Public Investment, Private Profit: A Decision Tree
Nicholas Johnson
February 26, 2004
2. If the proposed project or expenditure is something traditionally provided exclusively by government (e.g., highway maintenance, public K-12 education) are there persuasive, decisional reasons why, in this instance, a mixed public-private operation better serves the public interest than an exclusively (a) governmental operation or (b) marketplace, private capital operation? If Yes go to question 3; if No public funding of the proposal should be rejected.
3. Will the requested public money constitute a one-time gift or investment of capital, or does it contemplate a continuing commitment to pay some or all of the ongoing operating costs, or a guarantee (or likelihood) that the public will pay those costs in the event the project is not self-supporting? If the venture is represented to be self-supporting, are those projections thorough, detailed, reliable and independent? If Yes go to question 4; if No public funds should not be used.
4. Does the proposed quantity of public funding represent the minimum necessary to bring the public-private funded project into existence? If Yes go to question 5; if No reevaluate the quantity of public contribution.
5. Do the quantifiable (and intangible) public benefits exceed the quantifiable (and intangible) projected costs (including the negative impact of lost businesses, jobs and taxes)? If Yes go to question 6; if No public participation in the project should be rejected.
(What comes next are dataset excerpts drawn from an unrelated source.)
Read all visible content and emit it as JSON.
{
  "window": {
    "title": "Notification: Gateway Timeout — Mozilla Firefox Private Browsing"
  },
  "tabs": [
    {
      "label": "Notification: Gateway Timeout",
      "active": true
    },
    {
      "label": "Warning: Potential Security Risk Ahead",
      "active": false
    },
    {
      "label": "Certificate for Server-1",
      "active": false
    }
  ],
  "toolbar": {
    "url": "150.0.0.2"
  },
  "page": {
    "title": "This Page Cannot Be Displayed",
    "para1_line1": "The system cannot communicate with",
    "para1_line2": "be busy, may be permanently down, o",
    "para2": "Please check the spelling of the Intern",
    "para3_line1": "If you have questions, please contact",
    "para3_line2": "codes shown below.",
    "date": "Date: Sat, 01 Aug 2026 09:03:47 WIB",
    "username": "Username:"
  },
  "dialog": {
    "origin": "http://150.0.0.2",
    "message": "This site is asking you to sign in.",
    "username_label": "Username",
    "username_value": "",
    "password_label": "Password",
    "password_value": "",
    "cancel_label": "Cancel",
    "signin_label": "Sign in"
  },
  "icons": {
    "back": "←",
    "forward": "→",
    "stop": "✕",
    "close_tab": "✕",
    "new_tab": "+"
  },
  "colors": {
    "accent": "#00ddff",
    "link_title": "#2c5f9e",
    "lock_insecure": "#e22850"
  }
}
6. Are there alternative uses for the public money that are (a) equally or more capable of serving public purposes and producing benefits in excess of costs and (b) capable of attracting sufficient political/public support to become feasible? If Yes do a benefit-cost analysis of the proposal and these alternatives, select the one that produces the greatest benefit-cost ratio, and go to 1, above; if No, go to question 7.
7. What conditions, governance
structure, transparency, avoidance of conflicts of interest, and reporting
procedures are most appropriate to insure that (a) the promised benefits
will, in fact, be delivered, (b) there will be a financial return on the
public investment, and (c) there will be consequences for the private beneficiaries
if the benefits are not forthcoming or the conditions are violated?